I was pleased seeing that both ESS and Gelman-Rubin diagnostics are available in Pyro. I have a question regarding the usage.

With reference to pyro/stats.py at master · pyro-ppl/pyro · GitHub, if I have a batch of Markov Chains (say chains) with dimension L x B x D, B is the number of batches, L is the length of each chain and D is the dimension of the support.

Is this the correct usage?

import pyro.ops.stats as stats

stats.effective_sample_size(chains, chain_dim=0, sample_dim=-1)

Weirdly, I am getting negative values for certain trials and want to make sure I understand the semantics of this routine correctly.

cc @fehiepsi (since you’ve implemented those parts.)

Is L the number of chains? If so then you are correct.

Also note that @fehiepsi has recently added documentation to these diagnostics. Feel free to submit an issue or PR to clarify the docs :wink:

L is the length of the chains. B is the batch size (number of chains).

After your comment, I tried the following. chains (50 x 1000 x 2) is a tensor containing 50 independent chains each of length 1000 from a 2-D Gaussian.

Running the routine I get a result of 1000-D tensor. Is this the right output? If I understand ESS correctly, shouldn’t we have ESS for each dimension of each chain?

Additionally, I am getting negative values for ESS. Is that expected?

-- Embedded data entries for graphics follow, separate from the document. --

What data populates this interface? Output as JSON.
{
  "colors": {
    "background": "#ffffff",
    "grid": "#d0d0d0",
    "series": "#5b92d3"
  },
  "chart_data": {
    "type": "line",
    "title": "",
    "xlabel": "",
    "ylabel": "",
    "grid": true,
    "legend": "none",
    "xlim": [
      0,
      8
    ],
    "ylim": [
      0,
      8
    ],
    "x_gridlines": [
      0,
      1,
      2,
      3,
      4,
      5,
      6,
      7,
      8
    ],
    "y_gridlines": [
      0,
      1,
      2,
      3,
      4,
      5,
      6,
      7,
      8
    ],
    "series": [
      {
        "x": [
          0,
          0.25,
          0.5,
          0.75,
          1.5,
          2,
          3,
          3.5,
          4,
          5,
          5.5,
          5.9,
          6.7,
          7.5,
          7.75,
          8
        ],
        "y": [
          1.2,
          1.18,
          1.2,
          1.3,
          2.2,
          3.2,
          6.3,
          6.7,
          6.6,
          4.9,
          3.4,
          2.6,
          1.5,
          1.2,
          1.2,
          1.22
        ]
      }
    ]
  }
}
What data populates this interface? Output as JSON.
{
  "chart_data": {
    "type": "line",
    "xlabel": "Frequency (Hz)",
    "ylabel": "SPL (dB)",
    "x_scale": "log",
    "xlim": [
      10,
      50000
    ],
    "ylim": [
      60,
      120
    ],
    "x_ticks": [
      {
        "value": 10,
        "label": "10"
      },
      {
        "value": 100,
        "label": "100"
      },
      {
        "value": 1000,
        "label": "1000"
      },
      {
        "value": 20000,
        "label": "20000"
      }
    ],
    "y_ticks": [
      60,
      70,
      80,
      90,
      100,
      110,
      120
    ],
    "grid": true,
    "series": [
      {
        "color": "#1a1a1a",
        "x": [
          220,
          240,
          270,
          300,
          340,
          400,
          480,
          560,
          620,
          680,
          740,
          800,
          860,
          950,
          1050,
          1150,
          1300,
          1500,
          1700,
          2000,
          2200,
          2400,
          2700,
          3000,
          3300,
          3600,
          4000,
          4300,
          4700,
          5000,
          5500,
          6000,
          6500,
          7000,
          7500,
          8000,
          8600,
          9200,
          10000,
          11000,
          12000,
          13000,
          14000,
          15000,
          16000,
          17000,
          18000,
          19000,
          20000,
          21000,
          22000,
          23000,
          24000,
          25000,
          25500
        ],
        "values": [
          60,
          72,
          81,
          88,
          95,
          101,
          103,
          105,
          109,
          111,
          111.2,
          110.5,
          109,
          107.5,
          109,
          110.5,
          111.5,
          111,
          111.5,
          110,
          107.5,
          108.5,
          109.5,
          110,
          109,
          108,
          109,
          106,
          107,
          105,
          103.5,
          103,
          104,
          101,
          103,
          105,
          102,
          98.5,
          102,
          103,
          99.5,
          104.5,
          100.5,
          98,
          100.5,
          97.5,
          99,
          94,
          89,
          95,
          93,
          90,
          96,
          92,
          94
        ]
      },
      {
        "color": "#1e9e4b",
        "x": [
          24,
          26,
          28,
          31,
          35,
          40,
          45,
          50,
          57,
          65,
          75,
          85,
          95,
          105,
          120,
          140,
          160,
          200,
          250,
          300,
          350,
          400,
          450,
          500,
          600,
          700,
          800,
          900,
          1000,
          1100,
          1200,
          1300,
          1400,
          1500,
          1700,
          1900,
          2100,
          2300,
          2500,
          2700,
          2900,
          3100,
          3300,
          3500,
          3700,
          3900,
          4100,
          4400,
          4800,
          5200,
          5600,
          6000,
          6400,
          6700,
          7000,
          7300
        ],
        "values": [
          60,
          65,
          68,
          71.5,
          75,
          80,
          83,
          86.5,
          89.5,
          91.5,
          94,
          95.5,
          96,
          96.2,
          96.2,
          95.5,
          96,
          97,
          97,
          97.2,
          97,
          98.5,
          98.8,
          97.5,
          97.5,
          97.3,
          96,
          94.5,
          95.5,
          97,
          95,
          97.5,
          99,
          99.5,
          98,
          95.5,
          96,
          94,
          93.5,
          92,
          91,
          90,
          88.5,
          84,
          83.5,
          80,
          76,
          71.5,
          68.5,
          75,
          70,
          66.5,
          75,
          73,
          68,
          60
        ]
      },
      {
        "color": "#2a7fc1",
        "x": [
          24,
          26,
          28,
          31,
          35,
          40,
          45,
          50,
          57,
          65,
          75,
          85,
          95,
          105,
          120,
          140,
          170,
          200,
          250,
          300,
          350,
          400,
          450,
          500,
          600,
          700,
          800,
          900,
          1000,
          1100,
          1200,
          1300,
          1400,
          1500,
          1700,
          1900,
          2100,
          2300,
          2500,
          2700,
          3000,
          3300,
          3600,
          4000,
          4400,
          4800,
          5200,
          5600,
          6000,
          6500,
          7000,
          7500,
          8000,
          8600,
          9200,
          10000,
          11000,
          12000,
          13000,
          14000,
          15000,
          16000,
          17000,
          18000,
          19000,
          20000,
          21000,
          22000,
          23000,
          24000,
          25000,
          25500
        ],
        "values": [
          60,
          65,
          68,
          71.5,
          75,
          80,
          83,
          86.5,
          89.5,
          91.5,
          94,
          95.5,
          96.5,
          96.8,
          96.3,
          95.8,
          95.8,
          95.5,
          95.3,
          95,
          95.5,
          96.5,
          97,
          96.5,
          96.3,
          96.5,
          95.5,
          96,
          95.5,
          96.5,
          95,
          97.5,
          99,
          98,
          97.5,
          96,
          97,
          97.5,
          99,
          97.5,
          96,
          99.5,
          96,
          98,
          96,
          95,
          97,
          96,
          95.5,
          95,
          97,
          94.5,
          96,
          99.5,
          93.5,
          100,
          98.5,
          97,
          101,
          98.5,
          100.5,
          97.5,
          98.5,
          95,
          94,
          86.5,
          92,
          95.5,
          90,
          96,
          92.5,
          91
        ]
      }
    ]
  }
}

Glad to help once I get this conceptually clarified! :slight_smile:

chain_dim is the dimension for your chains.
sample_dim is the dimension for your samples.
If you have a tensor L x B x D where L, B, D are interpreted as: B chains, each chain contains L samples, each sample has shape D, then chain_dim=1, sample_dim=0. We enumerate dim from left to right, as in the usual PyTorch tensor.

I guess that your batch_dim is chain_dim and your length_dim is sample_dim? I have thought that by length of the chains, you mean the number of chains.

Ok, I think I understand this. I have questions more on the conceptual side now.

Using a 1000 x 50 x 2 sized tensor which represents 50 chains containing 1000 samples each,

# chain_x: 1000 x 50 x 2
stats.effective_sample_size(chain_x, chain_dim=1, sample_dim=0)

I get the following result,

tensor([123393.8203, 126691.3281])

I was expecting a 2-D tensor (representing ESS per dimension from the sample space) and this seems to fall in line with my understanding.

However, I don’t know how to interpret these numbers. I was thinking that there is no way ESS can be greater than 1000. Am I missing something here?

Also, if I report ESS in results, do I report the min among all dimensions?

Edit: I generated the chains using my own implementation of HMC and have visualized one of them below. It seems to be doing reasonable so I am hoping at least my samples are reasonable.

This thread answers for the question why ess > num samples: bayesian - Effective Sample Size greater than Actual Sample Size - Cross Validated
It will happen when your samples are negative correlated. You can test against arviz to confirm things are calculated correctly. About ‘min’ of ess, I don’t know if it is a right way to do. :frowning2:

Thanks for that!

Is there a reading you’d recommend for these diagnostics? I still feel there’s a gap in my knowledge and don’t feel too comfortable with these statistics.

I think that Stan Manual is a good reference (in addition to Google :smiley:).

1 Like

Thanks! They had nice summaries in there.